Its well known that adjustments to fatbike tire pressures can have a significant impact on traction and handling. During this test I ran my tires at 10-12 lbs and made several adjustments to the stem air pressure to get to the proper balance.
Do to its single pivot design the bars rotate forward slightly when the shock engages. This seems a little odd at first but you quickly get used to it.
Watch the video to see how the stem actually worked in real life.
Once again the Stafast suspension stem delivers on what promised, and for fatbikes it really shines during the non-snowy season. It soaked up large to medium sized bumps and hollows with ease. Just due to the nature of fatbike tires smaller bumps tend to be absorbed by the tires, however when these minor disturbances became more significant the stem did what it needed to do.
Stem engagement was not speed dependent. It worked equally well prowling through the woods, blasting down trails or on long gravel grinds.
With almost 32mm of travel in the shock it will not be a replacement for "high travel" fat forks such as the Bluto and RST Renegade. However, at 380g it is significantly lighter than the forks that weigh in around 1700+g.

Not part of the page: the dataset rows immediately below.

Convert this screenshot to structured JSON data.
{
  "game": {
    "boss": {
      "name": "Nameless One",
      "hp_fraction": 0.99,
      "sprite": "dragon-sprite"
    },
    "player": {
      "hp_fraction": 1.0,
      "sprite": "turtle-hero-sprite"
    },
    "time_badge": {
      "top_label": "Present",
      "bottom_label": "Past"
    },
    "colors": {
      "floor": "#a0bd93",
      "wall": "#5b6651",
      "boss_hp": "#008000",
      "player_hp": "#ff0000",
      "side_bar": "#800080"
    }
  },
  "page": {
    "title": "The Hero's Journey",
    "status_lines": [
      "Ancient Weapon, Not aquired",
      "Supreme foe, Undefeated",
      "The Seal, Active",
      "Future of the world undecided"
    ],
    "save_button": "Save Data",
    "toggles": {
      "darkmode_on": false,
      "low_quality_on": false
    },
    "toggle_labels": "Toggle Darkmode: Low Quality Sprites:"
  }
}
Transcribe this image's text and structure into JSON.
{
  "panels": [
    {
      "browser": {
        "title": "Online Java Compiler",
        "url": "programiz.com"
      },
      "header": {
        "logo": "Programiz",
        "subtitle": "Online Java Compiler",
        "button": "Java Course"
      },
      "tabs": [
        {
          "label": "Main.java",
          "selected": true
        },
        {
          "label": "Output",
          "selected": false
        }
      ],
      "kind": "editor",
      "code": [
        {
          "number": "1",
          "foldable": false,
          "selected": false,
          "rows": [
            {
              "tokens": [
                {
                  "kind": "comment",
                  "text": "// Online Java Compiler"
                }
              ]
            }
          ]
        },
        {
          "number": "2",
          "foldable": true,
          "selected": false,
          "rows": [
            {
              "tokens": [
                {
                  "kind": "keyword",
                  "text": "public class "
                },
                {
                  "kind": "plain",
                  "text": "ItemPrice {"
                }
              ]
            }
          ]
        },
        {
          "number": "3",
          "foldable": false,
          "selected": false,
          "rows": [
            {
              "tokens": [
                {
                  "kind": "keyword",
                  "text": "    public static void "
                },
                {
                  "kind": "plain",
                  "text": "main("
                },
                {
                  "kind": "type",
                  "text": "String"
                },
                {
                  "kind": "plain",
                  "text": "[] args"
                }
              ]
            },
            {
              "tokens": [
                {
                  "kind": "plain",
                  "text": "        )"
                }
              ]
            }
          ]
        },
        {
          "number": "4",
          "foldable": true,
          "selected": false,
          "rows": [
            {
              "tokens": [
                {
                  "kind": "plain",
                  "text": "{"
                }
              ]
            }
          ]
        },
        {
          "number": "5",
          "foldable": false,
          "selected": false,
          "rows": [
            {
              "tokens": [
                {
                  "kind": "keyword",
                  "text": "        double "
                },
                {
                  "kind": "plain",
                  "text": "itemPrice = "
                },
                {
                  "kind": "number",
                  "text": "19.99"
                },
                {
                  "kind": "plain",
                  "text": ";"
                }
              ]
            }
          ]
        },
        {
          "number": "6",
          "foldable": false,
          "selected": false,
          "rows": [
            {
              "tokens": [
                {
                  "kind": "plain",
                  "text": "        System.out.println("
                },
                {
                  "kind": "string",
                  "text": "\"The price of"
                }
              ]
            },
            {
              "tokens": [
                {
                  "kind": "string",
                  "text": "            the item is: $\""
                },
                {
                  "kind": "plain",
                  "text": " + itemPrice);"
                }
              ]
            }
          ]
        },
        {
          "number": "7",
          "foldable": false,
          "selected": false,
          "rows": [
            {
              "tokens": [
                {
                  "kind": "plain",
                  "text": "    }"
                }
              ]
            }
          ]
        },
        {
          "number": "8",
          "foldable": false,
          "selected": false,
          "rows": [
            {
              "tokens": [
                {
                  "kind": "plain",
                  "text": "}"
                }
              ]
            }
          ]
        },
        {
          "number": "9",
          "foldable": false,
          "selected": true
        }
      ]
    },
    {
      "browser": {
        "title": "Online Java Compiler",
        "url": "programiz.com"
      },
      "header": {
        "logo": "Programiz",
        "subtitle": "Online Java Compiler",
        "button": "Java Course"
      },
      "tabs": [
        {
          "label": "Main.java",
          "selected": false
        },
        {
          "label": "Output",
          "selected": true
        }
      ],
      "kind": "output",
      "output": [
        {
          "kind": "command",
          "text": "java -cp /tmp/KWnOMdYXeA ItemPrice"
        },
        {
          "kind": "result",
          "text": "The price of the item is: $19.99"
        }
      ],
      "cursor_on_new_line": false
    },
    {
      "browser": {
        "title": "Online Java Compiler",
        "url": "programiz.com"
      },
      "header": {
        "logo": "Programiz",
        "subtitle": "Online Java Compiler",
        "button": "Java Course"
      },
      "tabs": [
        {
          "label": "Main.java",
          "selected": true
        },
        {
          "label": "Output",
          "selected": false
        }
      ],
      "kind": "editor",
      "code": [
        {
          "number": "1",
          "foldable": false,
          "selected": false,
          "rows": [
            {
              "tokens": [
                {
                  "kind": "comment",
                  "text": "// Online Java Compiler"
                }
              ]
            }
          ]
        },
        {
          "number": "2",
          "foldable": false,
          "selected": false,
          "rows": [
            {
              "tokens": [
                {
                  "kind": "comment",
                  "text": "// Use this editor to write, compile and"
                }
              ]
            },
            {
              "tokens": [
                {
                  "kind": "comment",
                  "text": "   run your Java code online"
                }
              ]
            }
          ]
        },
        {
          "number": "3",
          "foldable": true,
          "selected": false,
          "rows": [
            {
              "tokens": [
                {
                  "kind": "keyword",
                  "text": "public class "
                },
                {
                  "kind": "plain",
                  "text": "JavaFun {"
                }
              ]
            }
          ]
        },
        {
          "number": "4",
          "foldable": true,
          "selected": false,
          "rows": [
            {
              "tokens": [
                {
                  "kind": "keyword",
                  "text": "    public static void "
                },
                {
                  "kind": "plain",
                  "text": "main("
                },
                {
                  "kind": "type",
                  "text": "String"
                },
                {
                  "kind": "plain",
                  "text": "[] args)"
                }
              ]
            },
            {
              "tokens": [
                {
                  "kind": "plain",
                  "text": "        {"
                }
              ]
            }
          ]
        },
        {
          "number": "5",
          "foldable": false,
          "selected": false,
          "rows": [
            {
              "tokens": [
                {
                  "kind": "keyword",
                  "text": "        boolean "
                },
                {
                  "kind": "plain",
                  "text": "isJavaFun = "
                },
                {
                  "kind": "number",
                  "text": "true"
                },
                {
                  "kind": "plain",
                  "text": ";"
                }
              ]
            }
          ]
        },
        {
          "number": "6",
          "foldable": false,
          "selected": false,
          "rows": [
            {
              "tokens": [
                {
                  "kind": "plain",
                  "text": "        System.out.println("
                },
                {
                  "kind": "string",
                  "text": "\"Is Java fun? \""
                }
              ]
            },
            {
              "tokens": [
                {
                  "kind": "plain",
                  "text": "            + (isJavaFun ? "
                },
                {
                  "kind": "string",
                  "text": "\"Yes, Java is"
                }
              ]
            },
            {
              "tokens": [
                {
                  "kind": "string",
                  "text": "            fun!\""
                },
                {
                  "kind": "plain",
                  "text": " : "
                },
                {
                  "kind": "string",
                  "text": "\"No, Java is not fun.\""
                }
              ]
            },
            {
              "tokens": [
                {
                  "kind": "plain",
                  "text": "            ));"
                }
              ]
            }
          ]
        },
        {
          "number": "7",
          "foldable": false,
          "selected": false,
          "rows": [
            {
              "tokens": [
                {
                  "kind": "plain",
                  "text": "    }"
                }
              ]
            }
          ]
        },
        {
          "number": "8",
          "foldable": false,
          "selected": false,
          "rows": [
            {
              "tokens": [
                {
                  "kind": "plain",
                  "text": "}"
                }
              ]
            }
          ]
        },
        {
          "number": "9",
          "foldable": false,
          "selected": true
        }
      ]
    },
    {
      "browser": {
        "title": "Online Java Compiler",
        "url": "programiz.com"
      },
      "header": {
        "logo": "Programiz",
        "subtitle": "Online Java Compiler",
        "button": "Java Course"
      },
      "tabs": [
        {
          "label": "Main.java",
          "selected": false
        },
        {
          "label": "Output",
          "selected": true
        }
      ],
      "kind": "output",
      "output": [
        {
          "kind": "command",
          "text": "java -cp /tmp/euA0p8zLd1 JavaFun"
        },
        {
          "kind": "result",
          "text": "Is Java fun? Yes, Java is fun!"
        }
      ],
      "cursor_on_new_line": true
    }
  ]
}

In addition, the StaFast is significantly cheaper at $350, will not "freeze up" during cold weather riding and is easily swapable between bikes.
The Lauf Carbonara , while significantly lighter than a suspension fork at 1100g and closer in travel at 60mm, is the most expensive option at just under $1000.
Although not tested for this particular purpose, I see this stem as being a benefit to expedition fatbikers such as Slow:Biker and those into bikepacking.
I have noticed some people saying that the shock loses air. This is not true. The air volume in the shock is so small that when the pump is screwed on, air is dumped from the shock into the pump hose. Thus making it appear like the shock has lost air when it actually hasn't.
If you are interested in a little squish in the front of your fatbike and not interested in the extra money and weight that comes with a fork, take a look at the Stafast suspension stem. Not only will it be lighter on the pocket book and lighter in the front, it will not give you any trouble during the winter, can quickly mount up to your other fat or non-fat bikes and is easily tailored for your riding conditions and personal preference.